〜大庭綾香は死んだ〜
目の前にいる綾香が告げた内容に結奈の理解は追い付いていなかった。続けて綾香はこう述べた。
「目の前に生きてるっちゅうのにな!ハハハ!まあ、所謂スピリチュアル的に精神的に死んだという意味!アタシの親か、それとも誰かの意図でこの治療に至ったと考えるべきやろ。だから結奈ちゃん。」
綾香は結奈の両肩をそっと掴んだ。
「アタシ記憶無くして性格も多分激変してるからな、そんなん親友呼ぶのは無理あるやろ。
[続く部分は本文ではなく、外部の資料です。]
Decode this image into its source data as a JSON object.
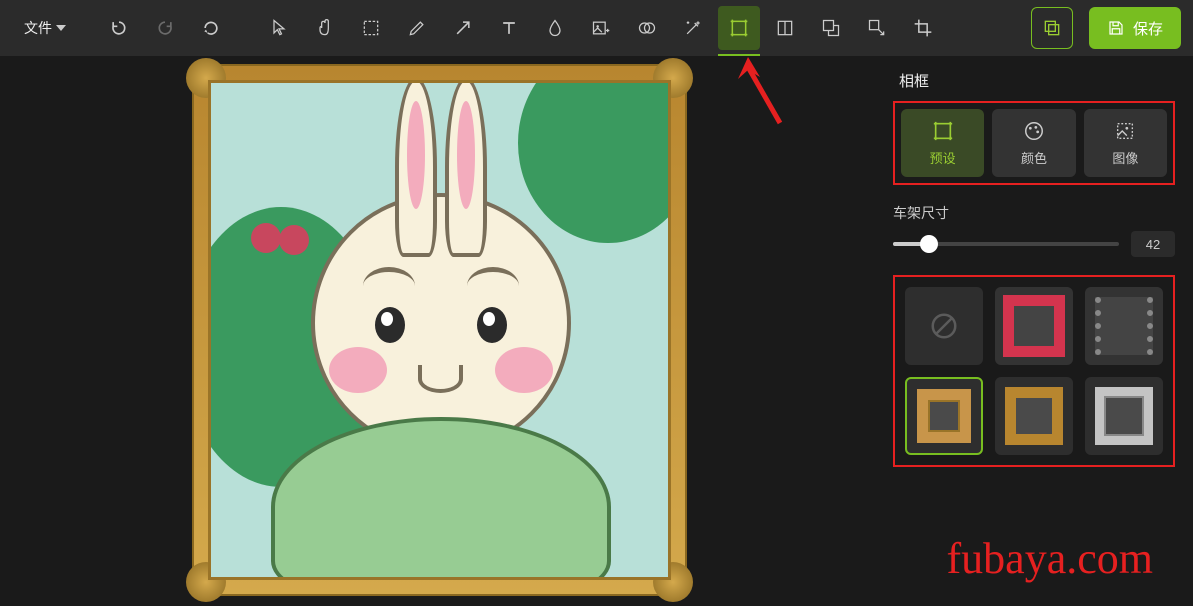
{
  "toolbar": {
    "file_label": "文件",
    "save_label": "保存"
  },
  "panel": {
    "title": "相框",
    "modes": {
      "preset": "预设",
      "color": "颜色",
      "image": "图像"
    },
    "slider_label": "车架尺寸",
    "slider_value": "42"
  },
  "watermark": "fubaya.com"
}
だから結奈ちゃんが縁切る言うてもアタシは構わっ!て!ええ!?」
結奈は綾香を抱きしめ、その直後に泣きじゃくった。
「私をちゃん付けなんて小学校以来だけど・・・何でもいい!!綾香が立ち直ってくれたならもうそれで十分!あと、簡単に絶縁とかそんな言葉出すなあ!馬鹿かよおおお!?」
綾香はここで初めて緊張が解け、頬が弛んだ。
「フ・・・アタシを馬鹿呼ばわりか・・・まだまだやなアタシも。」
数分経過し結奈が落ち着くと綾香は瞬く間に補給を済ませ自身の身支度も整えた。
「ふー、濡れタオルで髪と身体拭いただけやけど随分マシやな。服も教科書でしか見たこと無いような人民服やけどボロボロの寝間着で走るよりはマシやもんな。化粧もその辺に転がってた物があったからやってみたんやけどどや?」
結奈は僅か数分で身支度を整えた綾香の行動力と綾香の姿そのものに驚いた。
「綾香、化粧の感じ変わったね。まあ、元々化粧はいつも光の速さでやってたけどね。いいと思う!なんか人間に戻った感じ!前は完全に妖怪だったもん!」
二人はケラケラ笑いあった。
「前のアタシどんだけやばいねん!結奈ちゃんお手洗いは大丈夫?そろそろここを出るよ!」
綾香は表情を再び引き締め荷物を抱えてシェルターの奥へ向かった。
「あ、綾香?そっち出口じゃないよ?」
「せやねん、と言うわけで結奈ちゃんに重大任務を授けまーす!!」
怪訝な表情を浮かべる結奈に綾香は無邪気な表情で返した。